Last month, protesters targeted the homes of two council members who supported reducing the police budget but wouldn’t commit to slashing it by 50 percent, the Seattle Times reported. The demonstrations allegedly included making noise outside one councilor’s home at night and leaving notes on his door warning, “Don’t be racist trash.”

In June, another group visited Mayor Jenny Durkan’s residence, which was tagged with spray paint, according to the Times. Durkan asked the council to probe Sawant for taking part in that protest but council president Lorena González declined. 

Meanwhile, Police Chief Carmen Best said her neighbors had to stop a “large group of aggressive protestors” from trespassing at her home on Saturday. One of the demonstrators, Nicole Gitaka, told King 5, a local news station: “All we were doing was walking and they met us with guns, I don’t know who the aggressor is at that point, but I don't think it’s us.”

This summer, Seattle police swept through an autonomous protest zone known as the Capitol Hill Organized Protest Area (CHOP) with blast balls and pepper spray, arresting at least two dozen people after Durkan issued an executive order to clear the area.

Previously called the Capitol Hill Autonomous Zone (CHAZ), the six-block stretch near downtown was occupied by demonstrators in the wake of Floyd’s death and Black Lives Matter protests. But the site also brought multiple shootings, including the fatal shooting of a 16-year-old boy, and injuries to both cops and protesters. One Tacoma man was charged with arson for torching the police department's East Precinct building during the CHOP protest.

Last week, the head of Seattle’s police union warned defunding cops would bring higher crime rates and make CHOP or CHAZ “look like child’s play.”

On Tuesday, Durkan and Best held a press conference to ask council members to hold off on deep cuts to the police budget until 2021.

Durkan said the city shouldn’t make “hasty decisions” when it comes to defunding the police department. “We should make right decisions,” Durkan told reporters. “That doesn’t mean slow; it just means thoughtful.”

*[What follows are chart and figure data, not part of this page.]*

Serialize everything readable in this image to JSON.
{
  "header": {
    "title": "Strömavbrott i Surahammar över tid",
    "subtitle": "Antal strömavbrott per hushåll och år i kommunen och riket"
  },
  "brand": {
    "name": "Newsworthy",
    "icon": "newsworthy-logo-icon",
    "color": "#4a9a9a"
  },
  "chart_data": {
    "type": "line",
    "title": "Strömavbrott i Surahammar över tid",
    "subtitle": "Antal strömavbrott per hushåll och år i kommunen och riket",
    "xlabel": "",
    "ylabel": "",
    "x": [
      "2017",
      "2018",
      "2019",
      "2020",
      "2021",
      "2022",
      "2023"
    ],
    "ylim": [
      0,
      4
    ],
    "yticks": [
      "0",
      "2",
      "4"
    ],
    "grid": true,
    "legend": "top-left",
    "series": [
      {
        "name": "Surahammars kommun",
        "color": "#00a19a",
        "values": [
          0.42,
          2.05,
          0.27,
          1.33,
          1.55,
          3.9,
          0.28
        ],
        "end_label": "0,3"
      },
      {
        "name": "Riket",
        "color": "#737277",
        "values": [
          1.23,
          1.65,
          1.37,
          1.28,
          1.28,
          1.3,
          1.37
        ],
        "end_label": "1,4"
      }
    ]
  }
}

“The chief and I, again, we are absolutely committed, committed to reimagining how policing works in the city, to having a better community-based response, to have a public health and harm reduction based response,” Durkan added. “But we also know that policing is complicated and that sometimes you do need a police officer to respond.”

For her part, Best said “there are some good approaches” in the council’s proposals and that “some of the ideas SPD already had and has raised before.”

“But what is problematic is these are approaches without any clarity on how they will become reality. What is the plan? “ Best asked. “The push from Council and some of our community is to do these large-scale changes in 2020 with no practical plan for community safety. And I believe wholeheartedly that is completely reckless.

“Council has directed me to lay off 70 or more officers basically overnight,” the chief added. “And I cannot do that in good faith knowing there are no systems in place to bridge the gap.”